Nice...they don't wear those on the pitch do they...almost like Hull City's 1990's experiment with tiger striped kits...ugh










Except I think that *wasn't* done to offend their rivals...



Lagavulin16 said:


> Congratulations. My first son was born on July 14th and when he is age appropriate I will be getting him matching trunks. I have four nephews under the age of 9 and since they have learned to appreciate water I have bought them matching trunks. I enjoy seeing them in matching swim suits and being away from them for a majority of the year, I like to think that they are four bonded boys, with their me, their uncle. When my son is of age, I hope to get five matching pairs.
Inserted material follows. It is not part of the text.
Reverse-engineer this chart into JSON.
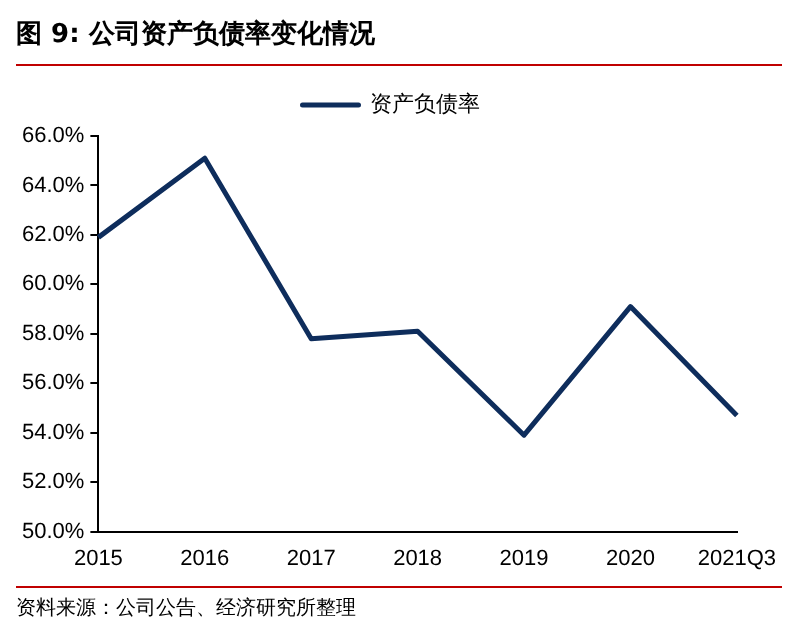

Thats one thing I very much look fwd to doing when my son grows up...sharing a passion for nice clothing!



Leon said:


> Congratulations!
> 
> In fact mine have white turtles on pink.
> 
> ...


I have a couple of AuquaRossa suits that are similar to the Vilebrequin, but were $20 each. I like them a lot. I also have my Etro suit (see WAYWT post) that I got for $40. I just wanted to see what all the fuss was about. I guess some things are just so pricey because the companies know that the clientel who buys them will pay extraordinarily for them. Kind of like that Bling H2O for $100 a bottle you see in LA.


----------



## VC2000 (Feb 10, 2006)

Has anybody been to the Vilebrequin outlet at Sawgrass? Trying to decide if it is worth a drive out? How much of a discount and selection do they have?

Thanks in advance.


----------



## Tomasso (Aug 17, 2005)

VC2000 said:


> Has anybody been to the Vilebrequin outlet at Sawgrass? Trying to decide if it is worth a drive out? How much of a discount and selection do they have


It's like half price for ugly patterns and odd sizes. You'd be better off going to the seasonal sales at their Bal Harbor store; same prices but much better selection.


----------